A study found that giving mice high doses of vitamin E markedly increased the median lifespan by 40 percent, and increased maximum lifespan by 14 percent. Supplementation raised brain vitamin E to twice the normal levels.
The researchers found that mitochondrial free radical and lipid peroxidation levels rose progressively with the aging of animals, as occurs in humans. The animals also developed progressive damage to their proteins (protein carbonyls).
The damage could be prevented with vitamin E supplementation. Animals that were given vitamin E demonstrated marked improvement in neurological performance, while decline in age-associated neurological function was prevented.

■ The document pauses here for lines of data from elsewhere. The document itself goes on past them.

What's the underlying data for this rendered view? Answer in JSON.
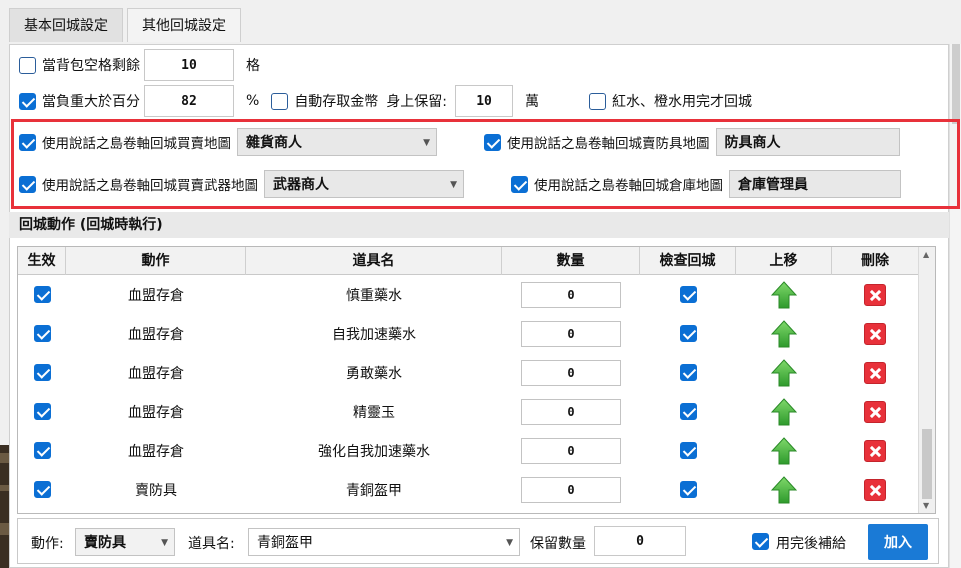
{
  "tabs": [
    {
      "label": "基本回城設定",
      "active": false
    },
    {
      "label": "其他回城設定",
      "active": true
    }
  ],
  "settings": {
    "bag_slots": {
      "label": "當背包空格剩餘",
      "checked": false,
      "value": "10",
      "unit": "格"
    },
    "weight": {
      "label": "當負重大於百分",
      "checked": true,
      "value": "82",
      "unit": "%"
    },
    "auto_gold": {
      "label": "自動存取金幣",
      "checked": false,
      "keep_label": "身上保留:",
      "value": "10",
      "unit": "萬"
    },
    "potion": {
      "label": "紅水、橙水用完才回城",
      "checked": false
    }
  },
  "scroll_settings": [
    {
      "label": "使用說話之島卷軸回城買賣地圖",
      "checked": true,
      "value": "雜貨商人"
    },
    {
      "label": "使用說話之島卷軸回城賣防具地圖",
      "checked": true,
      "value": "防具商人"
    },
    {
      "label": "使用說話之島卷軸回城買賣武器地圖",
      "checked": true,
      "value": "武器商人"
    },
    {
      "label": "使用說話之島卷軸回城倉庫地圖",
      "checked": true,
      "value": "倉庫管理員"
    }
  ],
  "section_title": "回城動作 (回城時執行)",
  "grid": {
    "headers": [
      "生效",
      "動作",
      "道具名",
      "數量",
      "檢查回城",
      "上移",
      "刪除"
    ],
    "rows": [
      {
        "enabled": true,
        "action": "血盟存倉",
        "item": "慎重藥水",
        "qty": "0",
        "check": true
      },
      {
        "enabled": true,
        "action": "血盟存倉",
        "item": "自我加速藥水",
        "qty": "0",
        "check": true
      },
      {
        "enabled": true,
        "action": "血盟存倉",
        "item": "勇敢藥水",
        "qty": "0",
        "check": true
      },
      {
        "enabled": true,
        "action": "血盟存倉",
        "item": "精靈玉",
        "qty": "0",
        "check": true
      },
      {
        "enabled": true,
        "action": "血盟存倉",
        "item": "強化自我加速藥水",
        "qty": "0",
        "check": true
      },
      {
        "enabled": true,
        "action": "賣防具",
        "item": "青銅盔甲",
        "qty": "0",
        "check": true
      }
    ]
  },
  "bottom": {
    "action_label": "動作:",
    "action_value": "賣防具",
    "item_label": "道具名:",
    "item_value": "青銅盔甲",
    "keep_label": "保留數量",
    "keep_value": "0",
    "refill_label": "用完後補給",
    "refill_checked": true,
    "add_label": "加入"
  },
  "colors": {
    "accent": "#0b6fd4",
    "highlight_border": "#e8313a",
    "add_button": "#1a7ad6",
    "delete": "#e8313a",
    "up_arrow": "#3cae3a"
  }
}
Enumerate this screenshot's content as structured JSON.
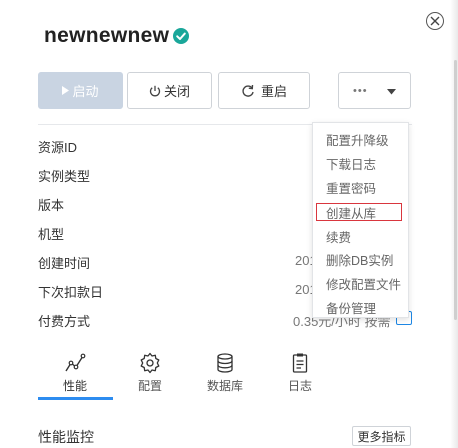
{
  "header": {
    "title": "newnewnew"
  },
  "actions": {
    "start": "启动",
    "stop": "关闭",
    "restart": "重启",
    "more": "•••"
  },
  "details": [
    {
      "label": "资源ID",
      "value": ""
    },
    {
      "label": "实例类型",
      "value": ""
    },
    {
      "label": "版本",
      "value": ""
    },
    {
      "label": "机型",
      "value": ""
    },
    {
      "label": "创建时间",
      "value": "201"
    },
    {
      "label": "下次扣款日",
      "value": "201"
    },
    {
      "label": "付费方式",
      "value": "0.35元/小时 按需"
    }
  ],
  "more_menu": {
    "items": [
      "配置升降级",
      "下载日志",
      "重置密码",
      "创建从库",
      "续费",
      "删除DB实例",
      "修改配置文件",
      "备份管理"
    ],
    "highlighted": "创建从库"
  },
  "tabs": [
    {
      "label": "性能",
      "icon": "line-chart-icon",
      "active": true
    },
    {
      "label": "配置",
      "icon": "gear-icon",
      "active": false
    },
    {
      "label": "数据库",
      "icon": "database-icon",
      "active": false
    },
    {
      "label": "日志",
      "icon": "document-icon",
      "active": false
    }
  ],
  "monitor": {
    "title": "性能监控",
    "more_button": "更多指标"
  },
  "colors": {
    "accent": "#2d8cf0",
    "status_ok": "#1aa79a",
    "start_disabled": "#c9d4e2",
    "highlight": "#d9363e"
  }
}
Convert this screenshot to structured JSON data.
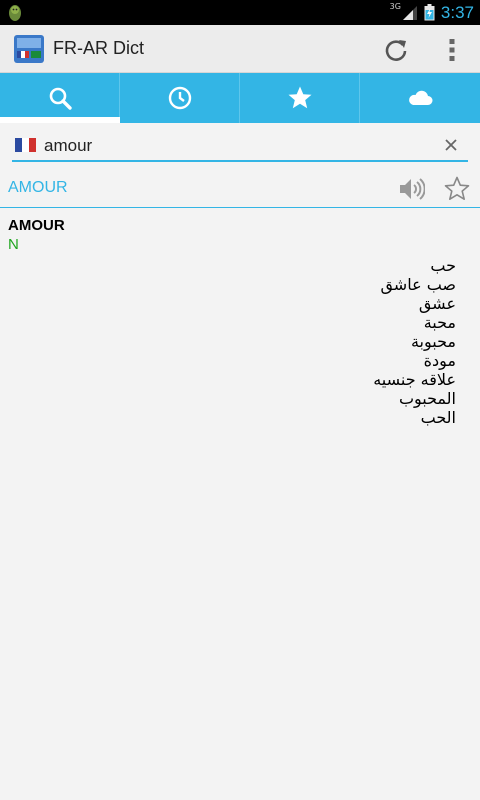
{
  "status_bar": {
    "network": "3G",
    "time": "3:37",
    "icons": [
      "android-app-icon",
      "signal-icon",
      "battery-icon"
    ]
  },
  "action_bar": {
    "title": "FR-AR Dict",
    "icons": [
      "app-logo-icon",
      "refresh-icon",
      "overflow-menu-icon"
    ]
  },
  "tabs": [
    {
      "icon": "search-icon",
      "active": true
    },
    {
      "icon": "clock-icon",
      "active": false
    },
    {
      "icon": "star-icon",
      "active": false
    },
    {
      "icon": "cloud-icon",
      "active": false
    }
  ],
  "search": {
    "language_flag": "france-flag-icon",
    "value": "amour",
    "clear_icon": "close-icon"
  },
  "result": {
    "headword": "AMOUR",
    "actions": [
      "speaker-icon",
      "star-outline-icon"
    ],
    "entry": {
      "word": "AMOUR",
      "part_of_speech": "N",
      "translations": [
        "حب",
        "صب عاشق",
        "عشق",
        "محبة",
        "محبوبة",
        "مودة",
        "علاقه جنسيه",
        "المحبوب",
        "الحب"
      ]
    }
  },
  "colors": {
    "accent": "#33b5e5",
    "pos_green": "#1ea51e",
    "background": "#f3f3f3"
  }
}
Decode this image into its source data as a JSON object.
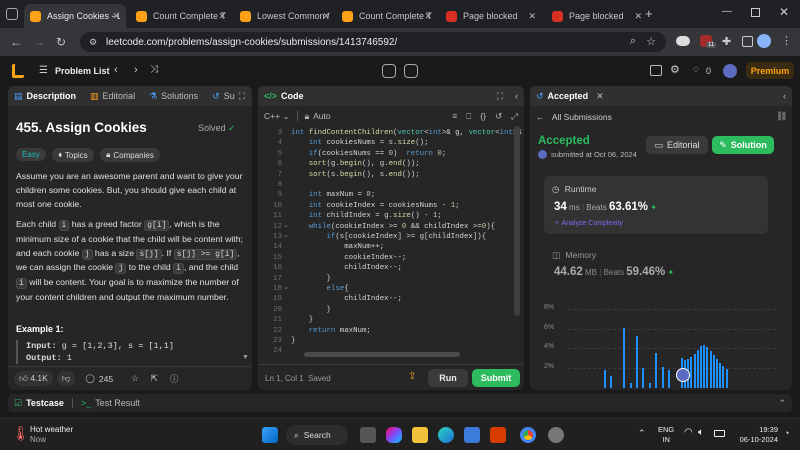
{
  "browser": {
    "tabs": [
      {
        "title": "Assign Cookies - L",
        "active": true,
        "favicon_color": "#ffa116"
      },
      {
        "title": "Count Complete T",
        "active": false,
        "favicon_color": "#ffa116"
      },
      {
        "title": "Lowest Common /",
        "active": false,
        "favicon_color": "#ffa116"
      },
      {
        "title": "Count Complete T",
        "active": false,
        "favicon_color": "#ffa116"
      },
      {
        "title": "Page blocked",
        "active": false,
        "favicon_color": "#d93025"
      },
      {
        "title": "Page blocked",
        "active": false,
        "favicon_color": "#d93025"
      }
    ],
    "url": "leetcode.com/problems/assign-cookies/submissions/1413746592/",
    "ext_badge": "11"
  },
  "lc_top": {
    "problem_list": "Problem List",
    "coins": "0",
    "premium": "Premium"
  },
  "left_panel": {
    "tabs": [
      "Description",
      "Editorial",
      "Solutions",
      "Su"
    ],
    "title": "455. Assign Cookies",
    "status": "Solved",
    "tags": [
      "Easy",
      "Topics",
      "Companies"
    ],
    "para1": "Assume you are an awesome parent and want to give your children some cookies. But, you should give each child at most one cookie.",
    "para2": {
      "t1": "Each child ",
      "c1": "i",
      "t2": " has a greed factor ",
      "c2": "g[i]",
      "t3": ", which is the minimum size of a cookie that the child will be content with; and each cookie ",
      "c3": "j",
      "t4": " has a size ",
      "c4": "s[j]",
      "t5": ". If ",
      "c5": "s[j] >= g[i]",
      "t6": ", we can assign the cookie ",
      "c6": "j",
      "t7": " to the child ",
      "c7": "i",
      "t8": ", and the child ",
      "c8": "i",
      "t9": " will be content. Your goal is to maximize the number of your content children and output the maximum number."
    },
    "example_title": "Example 1:",
    "example_input_label": "Input:",
    "example_input": "g = [1,2,3], s = [1,1]",
    "example_output_label": "Output:",
    "example_output": "1",
    "likes": "4.1K",
    "comments": "245"
  },
  "code_panel": {
    "title": "Code",
    "language": "C++",
    "autosave": "Auto",
    "lines": [
      {
        "n": "3",
        "t": "int findContentChildren(vector<int>& g, vector<int>& s) {"
      },
      {
        "n": "4",
        "t": "    int cookiesNums = s.size();"
      },
      {
        "n": "5",
        "t": "    if(cookiesNums == 0)  return 0;"
      },
      {
        "n": "6",
        "t": "    sort(g.begin(), g.end());"
      },
      {
        "n": "7",
        "t": "    sort(s.begin(), s.end());"
      },
      {
        "n": "8",
        "t": ""
      },
      {
        "n": "9",
        "t": "    int maxNum = 0;"
      },
      {
        "n": "10",
        "t": "    int cookieIndex = cookiesNums - 1;"
      },
      {
        "n": "11",
        "t": "    int childIndex = g.size() - 1;"
      },
      {
        "n": "12",
        "t": "    while(cookieIndex >= 0 && childIndex >=0){"
      },
      {
        "n": "13",
        "t": "        if(s[cookieIndex] >= g[childIndex]){"
      },
      {
        "n": "14",
        "t": "            maxNum++;"
      },
      {
        "n": "15",
        "t": "            cookieIndex--;"
      },
      {
        "n": "16",
        "t": "            childIndex--;"
      },
      {
        "n": "17",
        "t": "        }"
      },
      {
        "n": "18",
        "t": "        else{"
      },
      {
        "n": "19",
        "t": "            childIndex--;"
      },
      {
        "n": "20",
        "t": "        }"
      },
      {
        "n": "21",
        "t": "    }"
      },
      {
        "n": "22",
        "t": "    return maxNum;"
      },
      {
        "n": "23",
        "t": "}"
      },
      {
        "n": "24",
        "t": ""
      }
    ],
    "cursor": "Ln 1, Col 1",
    "saved": "Saved",
    "run": "Run",
    "submit": "Submit"
  },
  "result_panel": {
    "tab": "Accepted",
    "all_submissions": "All Submissions",
    "status": "Accepted",
    "submitted_at": "submitted at Oct 06, 2024",
    "editorial": "Editorial",
    "solution": "Solution",
    "runtime_label": "Runtime",
    "runtime_value": "34",
    "runtime_unit": "ms",
    "beats_label": "Beats",
    "runtime_beats": "63.61%",
    "analyze": "Analyze Complexity",
    "memory_label": "Memory",
    "memory_value": "44.62",
    "memory_unit": "MB",
    "memory_beats": "59.46%",
    "chart_ticks": [
      "8%",
      "6%",
      "4%",
      "2%"
    ]
  },
  "chart_data": {
    "type": "bar",
    "title": "",
    "ylim": [
      0,
      8
    ],
    "yticks": [
      "8%",
      "6%",
      "4%",
      "2%"
    ],
    "values": [
      1.8,
      0,
      1.2,
      0,
      0,
      0,
      6.1,
      0,
      0.5,
      0,
      5.2,
      0,
      2.0,
      0,
      0.5,
      0,
      3.5,
      0,
      2.1,
      0,
      1.8,
      0,
      0,
      0,
      3.0,
      2.8,
      2.9,
      3.1,
      3.4,
      3.8,
      4.2,
      4.3,
      4.1,
      3.7,
      3.3,
      2.9,
      2.5,
      2.2,
      1.9
    ],
    "color": "#1e90ff"
  },
  "testcase_bar": {
    "testcase": "Testcase",
    "test_result": "Test Result"
  },
  "taskbar": {
    "weather": "Hot weather",
    "weather_sub": "Now",
    "search": "Search",
    "lang": "ENG",
    "lang_sub": "IN",
    "time": "19:39",
    "date": "06-10-2024"
  },
  "colors": {
    "accent_green": "#2cbb5d",
    "leetcode_orange": "#ffa116",
    "premium": "#ffa116",
    "bar_blue": "#1e90ff"
  }
}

Additional studies have shown that other supplements — such as acetyl-L-carnitine, R-lipoic acid, and flavonoids from vegetable extracts — can do the same thing.
What these antioxidant supplements have in common is that they protect mitochondria, prevent free radical and lipid peroxidation accumulation, and promote repair.
Studies have shown that as mitochondria age, the electron transfer used to generate cell energy (ATP) is impaired. Supplementing with vitamin E or performing moderate exercise can prevent this decline in energy production.
The dose used in these studies was equal to 1,296 mg or close to 1,400 IU of vitamin E for humans. Taking 400 IU of vitamin E three times a day will get you close enough.